Some patients who were refractory to single-agent chemotherapy demonstrated improved tumor response when the same chemotherapy was administered in combination with sorafenib [16, 18]. For example, a high proportion of CRC patients who received sorafenib plus oxaliplatin in an extension study had stable disease, despite these patients showing previous resistance to oxaliplatin monotherapy [16]. Two heavily pretreated ovarian cancer patients, refractory to taxanes, platinum-containing chemotherapies, and anthracyclines, achieved partial responses with sorafenib plus gemcitabine [18]. Furthermore, a patient with recurrent nasopharyngeal carcinoma in the dose-escalation cohort, who was previously minimally responsive to gemcitabine treatment, had stable disease for >1 year when receiving gemcitabine plus sorafenib [18]. These findings could be attributable to sorafenib sensitizing previously treatment-refractory patients to the coadministered agents.

In addition to sorafenib’s pro-apoptotic effect, its anti-angiogenic properties may render tumors more susceptible to chemotherapy by altering the vasculature. Inhibiting tumor angiogenesis can enhance delivery of cytotoxic agents by affecting the vasculature, and thereby increase the effectiveness of concomitant chemotherapy [48]. Tumor blood vessels formed under the influence of VEGF are disorganized and leaky, with high interstitial pressure, which reduces access to chemotherapies [49]. Inhibiting VEGF can reduce vessel abnormality and increase the permeability of the tumor to chemotherapies [48]. Therefore, the combination of bevacizumab plus sorafenib is an attractive therapeutic strategy because of their potentially synergistic effects on the vasculature and tumor.

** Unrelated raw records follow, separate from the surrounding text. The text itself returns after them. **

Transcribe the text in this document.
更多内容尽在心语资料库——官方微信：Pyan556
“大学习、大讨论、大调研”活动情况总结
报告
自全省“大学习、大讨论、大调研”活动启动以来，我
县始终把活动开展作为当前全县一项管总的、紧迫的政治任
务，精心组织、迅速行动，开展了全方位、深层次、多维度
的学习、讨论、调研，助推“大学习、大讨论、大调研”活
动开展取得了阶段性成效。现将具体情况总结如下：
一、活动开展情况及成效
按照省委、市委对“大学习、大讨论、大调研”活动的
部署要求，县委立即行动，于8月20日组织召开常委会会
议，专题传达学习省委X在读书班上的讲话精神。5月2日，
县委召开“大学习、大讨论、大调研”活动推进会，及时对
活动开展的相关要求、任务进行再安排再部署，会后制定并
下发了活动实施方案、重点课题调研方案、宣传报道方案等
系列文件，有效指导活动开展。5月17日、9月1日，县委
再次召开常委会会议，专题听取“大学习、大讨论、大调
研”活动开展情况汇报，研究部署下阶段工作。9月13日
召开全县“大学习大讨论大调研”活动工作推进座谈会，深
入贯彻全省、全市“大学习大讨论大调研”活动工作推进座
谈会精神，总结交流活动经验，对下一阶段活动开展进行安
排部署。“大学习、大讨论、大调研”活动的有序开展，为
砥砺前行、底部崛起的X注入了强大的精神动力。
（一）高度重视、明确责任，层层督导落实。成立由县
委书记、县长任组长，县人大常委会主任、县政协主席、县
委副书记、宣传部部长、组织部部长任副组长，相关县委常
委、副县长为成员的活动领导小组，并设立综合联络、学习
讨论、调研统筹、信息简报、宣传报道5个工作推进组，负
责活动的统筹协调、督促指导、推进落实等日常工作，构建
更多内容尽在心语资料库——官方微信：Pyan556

Overall, sorafenib has a promising safety profile and demonstrates encouraging anti-tumor effects in combination with other anti-cancer agents in patients with several solid tumor types. In general, sorafenib at the full-recommended dose of 400 mg bid does not increase the risk of clinical toxicity of combination therapy above that expected for either agent alone. Results from these studies suggest that sorafenib in combination with other cytotoxics or targeted agents are potentially valuable new treatment alternatives for patients with advanced solid tumors.

Future directions

Given the complexity of the interactions between tumor cells and their environment, and the variety of pro-angiogenic and/or growth-promoting (autocrine) factors that tumors can produce, there is a strong rationale to combine agents with different mechanisms of action. The results from the trials reported here have led to the initiation of other combination clinical trials to evaluate sorafenib in a variety of solid tumor types. Sorafenib in combination with the chemotherapy gemcitabine or EGFR tyrosine kinase inhibitor, erlotinib, is being evaluated as first-line treatment in an ongoing Phase II trial in elderly patients or patients with a performance status of 2 affected by advanced NSCLC [50]. A Phase II trial with sorafenib combined with the anti-VEGF monoclonal antibody bevacizumab is also underway. Phase III trials have recently been initiated with sorafenib plus carboplatin/paclitaxel in advanced melanoma and NSCLC patients. The promising combination data now available for several targeted agents, and their late stage of clinical development, also raises questions about how best to optimize their use in the clinic. Optimal dosages and treatment schedules (i.e. concomitant or sequential administration of combination therapies) need to be investigated. Whether these combinations offer a PFS or overall survival benefit must still be determined. Finally, the development of appropriate biomarkers to facilitate patient selection and to monitor response to combinations of targeted therapies is also an important area for further translational research.